Legal action over Glastonbury sports centre

Chess pieces
Image caption Groups that use the centre include the Glastonbury and Street Chess Club

Legal action is to be taken against the leaseholder of a leisure centre in Glastonbury, a council has announced.

Mendip District Council said its tenant at the Tor Sport and Leisure Centre had failed to comply with the lease, allowing it to deteriorate.

The council said problems included extensive decay and rot.

But tenant Rik Cook said he had not received consent from the authority for renovation and extension work, despite gaining planning permission.

The council said there were about 50 problems, including the roof needing urgent repairs.
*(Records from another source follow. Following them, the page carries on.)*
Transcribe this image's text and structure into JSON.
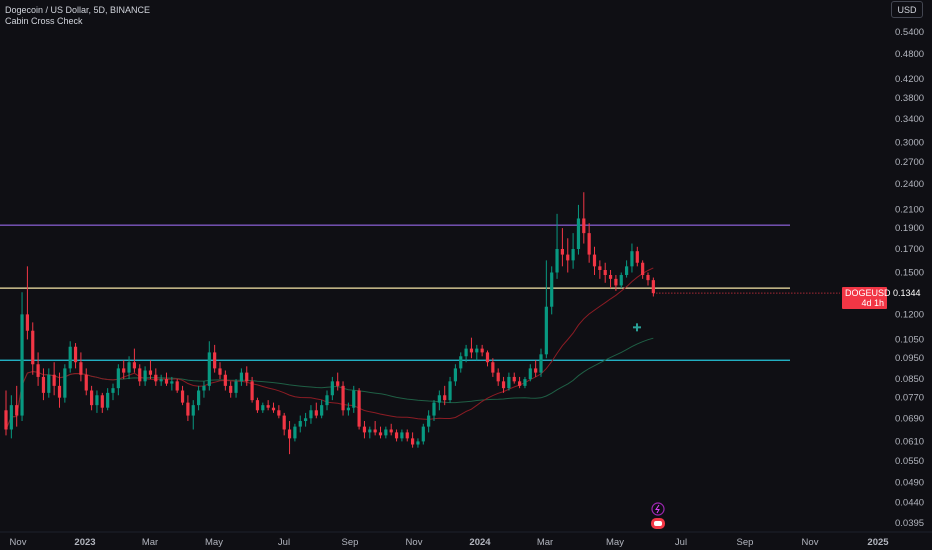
{
  "header": {
    "symbol_title": "Dogecoin / US Dollar, 5D, BINANCE",
    "indicator_name": "Cabin Cross Check",
    "currency_button": "USD"
  },
  "price_tag": {
    "symbol": "DOGEUSD",
    "price": "0.1344",
    "countdown": "4d 1h"
  },
  "colors": {
    "background": "#0f0f14",
    "up_candle": "#089981",
    "down_candle": "#f23645",
    "purple_line": "#7e57c2",
    "yellow_line": "#f5e6a8",
    "cyan_line": "#26c6da",
    "sma_green": "#1f5f45",
    "sma_red": "#8c1c24",
    "price_line": "#f23645"
  },
  "chart_data": {
    "type": "candlestick",
    "symbol": "DOGEUSD",
    "exchange": "BINANCE",
    "interval": "5D",
    "y_scale": "log",
    "y_ticks": [
      "0.5400",
      "0.4800",
      "0.4200",
      "0.3800",
      "0.3400",
      "0.3000",
      "0.2700",
      "0.2400",
      "0.2100",
      "0.1900",
      "0.1700",
      "0.1500",
      "0.1344",
      "0.1200",
      "0.1050",
      "0.0950",
      "0.0850",
      "0.0770",
      "0.0690",
      "0.0610",
      "0.0550",
      "0.0490",
      "0.0440",
      "0.0395"
    ],
    "x_ticks": [
      "Nov",
      "2023",
      "Mar",
      "May",
      "Jul",
      "Sep",
      "Nov",
      "2024",
      "Mar",
      "May",
      "Jul",
      "Sep",
      "Nov",
      "2025"
    ],
    "x_ticks_bold": [
      "2023",
      "2024",
      "2025"
    ],
    "horizontal_lines": [
      {
        "price": 0.193,
        "color": "purple"
      },
      {
        "price": 0.138,
        "color": "yellow"
      },
      {
        "price": 0.094,
        "color": "cyan"
      }
    ],
    "last_price": 0.1344,
    "candles": [
      [
        0.072,
        0.08,
        0.063,
        0.065
      ],
      [
        0.065,
        0.078,
        0.062,
        0.074
      ],
      [
        0.074,
        0.082,
        0.066,
        0.07
      ],
      [
        0.07,
        0.135,
        0.068,
        0.12
      ],
      [
        0.12,
        0.155,
        0.105,
        0.11
      ],
      [
        0.11,
        0.115,
        0.087,
        0.092
      ],
      [
        0.092,
        0.098,
        0.082,
        0.086
      ],
      [
        0.086,
        0.09,
        0.076,
        0.079
      ],
      [
        0.079,
        0.09,
        0.077,
        0.087
      ],
      [
        0.087,
        0.093,
        0.078,
        0.082
      ],
      [
        0.082,
        0.088,
        0.073,
        0.077
      ],
      [
        0.077,
        0.092,
        0.075,
        0.09
      ],
      [
        0.09,
        0.104,
        0.088,
        0.101
      ],
      [
        0.101,
        0.103,
        0.09,
        0.093
      ],
      [
        0.093,
        0.098,
        0.084,
        0.087
      ],
      [
        0.087,
        0.09,
        0.078,
        0.08
      ],
      [
        0.08,
        0.082,
        0.072,
        0.074
      ],
      [
        0.074,
        0.08,
        0.071,
        0.078
      ],
      [
        0.078,
        0.079,
        0.071,
        0.073
      ],
      [
        0.073,
        0.081,
        0.072,
        0.079
      ],
      [
        0.079,
        0.083,
        0.076,
        0.081
      ],
      [
        0.081,
        0.092,
        0.078,
        0.09
      ],
      [
        0.09,
        0.094,
        0.085,
        0.088
      ],
      [
        0.088,
        0.096,
        0.085,
        0.093
      ],
      [
        0.093,
        0.1,
        0.088,
        0.09
      ],
      [
        0.09,
        0.092,
        0.082,
        0.084
      ],
      [
        0.084,
        0.091,
        0.082,
        0.089
      ],
      [
        0.089,
        0.094,
        0.085,
        0.087
      ],
      [
        0.087,
        0.09,
        0.082,
        0.084
      ],
      [
        0.084,
        0.087,
        0.082,
        0.085
      ],
      [
        0.085,
        0.088,
        0.082,
        0.083
      ],
      [
        0.083,
        0.086,
        0.08,
        0.084
      ],
      [
        0.084,
        0.085,
        0.079,
        0.08
      ],
      [
        0.08,
        0.082,
        0.074,
        0.075
      ],
      [
        0.075,
        0.078,
        0.068,
        0.07
      ],
      [
        0.07,
        0.076,
        0.065,
        0.074
      ],
      [
        0.074,
        0.082,
        0.072,
        0.08
      ],
      [
        0.08,
        0.084,
        0.077,
        0.082
      ],
      [
        0.082,
        0.104,
        0.08,
        0.098
      ],
      [
        0.098,
        0.102,
        0.088,
        0.09
      ],
      [
        0.09,
        0.093,
        0.085,
        0.087
      ],
      [
        0.087,
        0.089,
        0.08,
        0.082
      ],
      [
        0.082,
        0.084,
        0.077,
        0.079
      ],
      [
        0.079,
        0.085,
        0.077,
        0.084
      ],
      [
        0.084,
        0.09,
        0.082,
        0.088
      ],
      [
        0.088,
        0.091,
        0.082,
        0.084
      ],
      [
        0.084,
        0.086,
        0.075,
        0.076
      ],
      [
        0.076,
        0.077,
        0.071,
        0.072
      ],
      [
        0.072,
        0.075,
        0.071,
        0.074
      ],
      [
        0.074,
        0.076,
        0.072,
        0.073
      ],
      [
        0.073,
        0.075,
        0.071,
        0.072
      ],
      [
        0.072,
        0.074,
        0.069,
        0.07
      ],
      [
        0.07,
        0.071,
        0.063,
        0.065
      ],
      [
        0.065,
        0.068,
        0.057,
        0.062
      ],
      [
        0.062,
        0.067,
        0.061,
        0.066
      ],
      [
        0.066,
        0.07,
        0.064,
        0.068
      ],
      [
        0.068,
        0.071,
        0.066,
        0.069
      ],
      [
        0.069,
        0.074,
        0.067,
        0.072
      ],
      [
        0.072,
        0.075,
        0.069,
        0.07
      ],
      [
        0.07,
        0.076,
        0.069,
        0.074
      ],
      [
        0.074,
        0.08,
        0.072,
        0.078
      ],
      [
        0.078,
        0.086,
        0.076,
        0.084
      ],
      [
        0.084,
        0.088,
        0.08,
        0.082
      ],
      [
        0.082,
        0.084,
        0.07,
        0.072
      ],
      [
        0.072,
        0.075,
        0.07,
        0.073
      ],
      [
        0.073,
        0.082,
        0.071,
        0.08
      ],
      [
        0.08,
        0.081,
        0.065,
        0.066
      ],
      [
        0.066,
        0.068,
        0.062,
        0.064
      ],
      [
        0.064,
        0.066,
        0.062,
        0.065
      ],
      [
        0.065,
        0.068,
        0.063,
        0.064
      ],
      [
        0.064,
        0.066,
        0.062,
        0.063
      ],
      [
        0.063,
        0.066,
        0.062,
        0.065
      ],
      [
        0.065,
        0.067,
        0.063,
        0.064
      ],
      [
        0.064,
        0.065,
        0.061,
        0.062
      ],
      [
        0.062,
        0.065,
        0.061,
        0.064
      ],
      [
        0.064,
        0.065,
        0.061,
        0.062
      ],
      [
        0.062,
        0.064,
        0.059,
        0.06
      ],
      [
        0.06,
        0.062,
        0.059,
        0.061
      ],
      [
        0.061,
        0.067,
        0.06,
        0.066
      ],
      [
        0.066,
        0.072,
        0.064,
        0.07
      ],
      [
        0.07,
        0.076,
        0.068,
        0.075
      ],
      [
        0.075,
        0.08,
        0.072,
        0.078
      ],
      [
        0.078,
        0.082,
        0.074,
        0.076
      ],
      [
        0.076,
        0.086,
        0.075,
        0.084
      ],
      [
        0.084,
        0.092,
        0.082,
        0.09
      ],
      [
        0.09,
        0.098,
        0.088,
        0.096
      ],
      [
        0.096,
        0.102,
        0.093,
        0.1
      ],
      [
        0.1,
        0.106,
        0.095,
        0.098
      ],
      [
        0.098,
        0.102,
        0.094,
        0.1
      ],
      [
        0.1,
        0.102,
        0.096,
        0.098
      ],
      [
        0.098,
        0.099,
        0.091,
        0.093
      ],
      [
        0.093,
        0.095,
        0.086,
        0.088
      ],
      [
        0.088,
        0.09,
        0.082,
        0.084
      ],
      [
        0.084,
        0.086,
        0.079,
        0.081
      ],
      [
        0.081,
        0.088,
        0.08,
        0.086
      ],
      [
        0.086,
        0.088,
        0.083,
        0.084
      ],
      [
        0.084,
        0.086,
        0.081,
        0.082
      ],
      [
        0.082,
        0.086,
        0.081,
        0.085
      ],
      [
        0.085,
        0.092,
        0.084,
        0.09
      ],
      [
        0.09,
        0.094,
        0.086,
        0.088
      ],
      [
        0.088,
        0.1,
        0.086,
        0.097
      ],
      [
        0.097,
        0.16,
        0.095,
        0.125
      ],
      [
        0.125,
        0.155,
        0.12,
        0.15
      ],
      [
        0.15,
        0.205,
        0.145,
        0.17
      ],
      [
        0.17,
        0.19,
        0.155,
        0.165
      ],
      [
        0.165,
        0.18,
        0.15,
        0.16
      ],
      [
        0.16,
        0.185,
        0.153,
        0.17
      ],
      [
        0.17,
        0.215,
        0.165,
        0.2
      ],
      [
        0.2,
        0.23,
        0.175,
        0.185
      ],
      [
        0.185,
        0.195,
        0.158,
        0.165
      ],
      [
        0.165,
        0.172,
        0.148,
        0.155
      ],
      [
        0.155,
        0.16,
        0.145,
        0.152
      ],
      [
        0.152,
        0.158,
        0.142,
        0.148
      ],
      [
        0.148,
        0.152,
        0.138,
        0.145
      ],
      [
        0.145,
        0.148,
        0.136,
        0.14
      ],
      [
        0.14,
        0.15,
        0.138,
        0.148
      ],
      [
        0.148,
        0.16,
        0.146,
        0.155
      ],
      [
        0.155,
        0.175,
        0.15,
        0.168
      ],
      [
        0.168,
        0.172,
        0.155,
        0.158
      ],
      [
        0.158,
        0.16,
        0.145,
        0.148
      ],
      [
        0.148,
        0.15,
        0.14,
        0.144
      ],
      [
        0.144,
        0.146,
        0.132,
        0.1344
      ]
    ]
  }
}
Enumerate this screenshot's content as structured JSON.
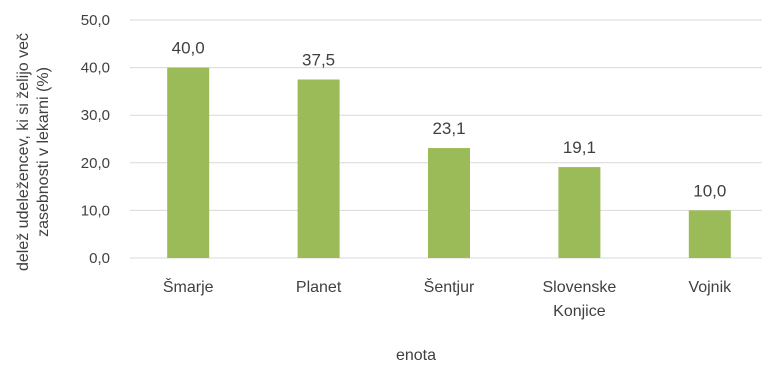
{
  "chart_data": {
    "type": "bar",
    "categories": [
      [
        "Šmarje"
      ],
      [
        "Planet"
      ],
      [
        "Šentjur"
      ],
      [
        "Slovenske",
        "Konjice"
      ],
      [
        "Vojnik"
      ]
    ],
    "values": [
      40.0,
      37.5,
      23.1,
      19.1,
      10.0
    ],
    "value_labels": [
      "40,0",
      "37,5",
      "23,1",
      "19,1",
      "10,0"
    ],
    "xlabel": "enota",
    "ylabel": [
      "delež udeležencev, ki si želijo več",
      "zasebnosti v lekarni (%)"
    ],
    "ylim": [
      0,
      50
    ],
    "yticks": [
      {
        "value": 0,
        "label": "0,0"
      },
      {
        "value": 10,
        "label": "10,0"
      },
      {
        "value": 20,
        "label": "20,0"
      },
      {
        "value": 30,
        "label": "30,0"
      },
      {
        "value": 40,
        "label": "40,0"
      },
      {
        "value": 50,
        "label": "50,0"
      }
    ],
    "grid": true,
    "bar_color": "#9BBB59",
    "grid_color": "#D9D9D9"
  }
}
A council spokesman said the repairs would cost over £200,000.

Groups that use the centre include the Glastonbury and Street Chess Club.

'Deteriorating' condition

Councillor Tom Killen said: "We are responding to concerns from local residents and our officers and consultants that the property has been deteriorating for some time.
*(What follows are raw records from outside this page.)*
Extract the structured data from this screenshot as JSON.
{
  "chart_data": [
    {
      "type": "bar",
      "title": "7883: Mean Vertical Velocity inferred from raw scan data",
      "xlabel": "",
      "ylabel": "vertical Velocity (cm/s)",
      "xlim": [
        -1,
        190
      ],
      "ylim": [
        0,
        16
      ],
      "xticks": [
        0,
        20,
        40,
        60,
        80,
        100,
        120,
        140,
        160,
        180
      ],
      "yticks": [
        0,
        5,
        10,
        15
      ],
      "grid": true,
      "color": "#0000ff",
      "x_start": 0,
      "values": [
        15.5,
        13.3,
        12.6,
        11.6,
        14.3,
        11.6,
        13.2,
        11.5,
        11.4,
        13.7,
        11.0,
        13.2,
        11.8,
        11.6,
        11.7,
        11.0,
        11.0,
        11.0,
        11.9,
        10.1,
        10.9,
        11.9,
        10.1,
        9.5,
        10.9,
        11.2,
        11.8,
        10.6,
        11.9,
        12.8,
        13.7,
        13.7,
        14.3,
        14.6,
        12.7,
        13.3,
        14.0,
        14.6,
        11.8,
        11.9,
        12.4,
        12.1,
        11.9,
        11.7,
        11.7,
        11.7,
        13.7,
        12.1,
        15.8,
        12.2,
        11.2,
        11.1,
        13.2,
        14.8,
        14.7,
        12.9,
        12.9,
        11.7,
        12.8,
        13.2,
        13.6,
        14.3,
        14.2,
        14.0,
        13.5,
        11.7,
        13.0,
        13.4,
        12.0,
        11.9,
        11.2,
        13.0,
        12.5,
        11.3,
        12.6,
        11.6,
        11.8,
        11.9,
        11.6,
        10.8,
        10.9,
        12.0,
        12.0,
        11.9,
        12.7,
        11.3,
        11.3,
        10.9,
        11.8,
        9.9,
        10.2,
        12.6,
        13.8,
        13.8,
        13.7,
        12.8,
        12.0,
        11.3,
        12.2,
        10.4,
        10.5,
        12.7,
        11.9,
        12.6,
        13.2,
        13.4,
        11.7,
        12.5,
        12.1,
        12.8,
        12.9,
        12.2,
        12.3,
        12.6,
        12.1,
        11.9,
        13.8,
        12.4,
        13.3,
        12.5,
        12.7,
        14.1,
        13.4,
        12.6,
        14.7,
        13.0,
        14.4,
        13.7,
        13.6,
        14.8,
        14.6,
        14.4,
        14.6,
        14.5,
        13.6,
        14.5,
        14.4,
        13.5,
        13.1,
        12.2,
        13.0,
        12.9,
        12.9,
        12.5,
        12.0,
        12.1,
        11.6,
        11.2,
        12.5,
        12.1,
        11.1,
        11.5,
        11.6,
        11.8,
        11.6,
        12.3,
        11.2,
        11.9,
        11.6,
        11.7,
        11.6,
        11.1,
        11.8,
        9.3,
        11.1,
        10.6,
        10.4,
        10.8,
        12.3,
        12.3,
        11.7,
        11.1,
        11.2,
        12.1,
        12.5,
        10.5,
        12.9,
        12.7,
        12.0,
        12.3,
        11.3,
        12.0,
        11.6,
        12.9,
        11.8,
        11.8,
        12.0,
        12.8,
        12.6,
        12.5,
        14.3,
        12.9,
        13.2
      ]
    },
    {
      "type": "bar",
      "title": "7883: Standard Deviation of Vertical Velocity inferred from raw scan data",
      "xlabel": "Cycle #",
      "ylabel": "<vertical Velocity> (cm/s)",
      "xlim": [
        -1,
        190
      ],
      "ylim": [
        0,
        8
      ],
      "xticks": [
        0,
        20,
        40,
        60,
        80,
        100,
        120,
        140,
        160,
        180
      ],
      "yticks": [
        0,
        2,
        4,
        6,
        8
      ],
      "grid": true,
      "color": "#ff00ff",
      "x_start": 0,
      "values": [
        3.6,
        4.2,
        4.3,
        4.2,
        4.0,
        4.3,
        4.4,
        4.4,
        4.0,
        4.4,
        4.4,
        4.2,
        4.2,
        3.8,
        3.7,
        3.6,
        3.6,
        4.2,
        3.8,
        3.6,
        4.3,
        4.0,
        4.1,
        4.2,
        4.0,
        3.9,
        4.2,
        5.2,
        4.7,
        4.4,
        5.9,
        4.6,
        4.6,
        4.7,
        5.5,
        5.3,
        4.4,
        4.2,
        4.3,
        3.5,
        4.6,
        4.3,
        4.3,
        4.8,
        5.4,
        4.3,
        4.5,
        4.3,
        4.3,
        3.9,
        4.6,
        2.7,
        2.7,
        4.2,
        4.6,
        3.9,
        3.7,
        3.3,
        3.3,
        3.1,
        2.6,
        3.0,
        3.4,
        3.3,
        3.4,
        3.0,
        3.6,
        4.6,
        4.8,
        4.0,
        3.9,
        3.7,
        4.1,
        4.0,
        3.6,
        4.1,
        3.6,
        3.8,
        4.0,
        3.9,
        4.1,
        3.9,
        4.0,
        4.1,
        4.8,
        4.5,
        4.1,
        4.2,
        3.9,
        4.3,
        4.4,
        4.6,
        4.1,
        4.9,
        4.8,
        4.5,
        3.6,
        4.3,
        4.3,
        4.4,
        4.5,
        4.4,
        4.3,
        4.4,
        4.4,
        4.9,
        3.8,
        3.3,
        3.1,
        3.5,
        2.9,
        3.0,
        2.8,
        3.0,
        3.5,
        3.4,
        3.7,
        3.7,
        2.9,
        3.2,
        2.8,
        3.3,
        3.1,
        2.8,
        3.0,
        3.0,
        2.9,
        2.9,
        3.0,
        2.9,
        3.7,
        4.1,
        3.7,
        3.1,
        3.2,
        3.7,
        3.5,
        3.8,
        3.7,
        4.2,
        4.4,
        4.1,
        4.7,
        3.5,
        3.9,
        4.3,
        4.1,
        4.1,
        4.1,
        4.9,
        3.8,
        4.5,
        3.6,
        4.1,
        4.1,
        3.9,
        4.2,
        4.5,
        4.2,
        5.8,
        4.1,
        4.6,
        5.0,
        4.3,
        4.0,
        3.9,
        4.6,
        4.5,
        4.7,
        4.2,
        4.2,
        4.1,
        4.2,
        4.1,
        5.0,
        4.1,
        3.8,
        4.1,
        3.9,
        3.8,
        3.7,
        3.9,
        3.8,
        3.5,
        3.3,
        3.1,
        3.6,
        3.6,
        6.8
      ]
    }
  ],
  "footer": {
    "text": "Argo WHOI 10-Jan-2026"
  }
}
"We have been trying to negotiate with the tenant to find a way forward, but we've come to a bit of a stalemate so we've been forced to take action and we regret that very much."

He said Mr Cook had gained planning permission to refurbish the centre in 2007, which expires in December this year.

"They require landlord's consent to proceed with that and that hasn't been obtained yet and there are various conditions applying to that planning permission which need to be satisfied before they can start works.

"We have been concerned that there isn't really the intent to undertake the repairs and these improvement works."

Mr Cook took over the lease on the 17-acre site in 1998. He said there were three years left.

He said he had taken it on in a "dilapidated state". It was previously the social club for Morlands.

He added: "Having said that, the structure is perfectly sound; the timbers are sound, the foundations are sound.

"We've had everything checked, we've had our own surveys done and we'll be taking those to court quite gladly."

He said he had been seeking consent from the council ever since the planning application was approved.

He claimed there had been no negotiation.

A council spokesman said the case was expected to be heard at Yeovil County Court in due course.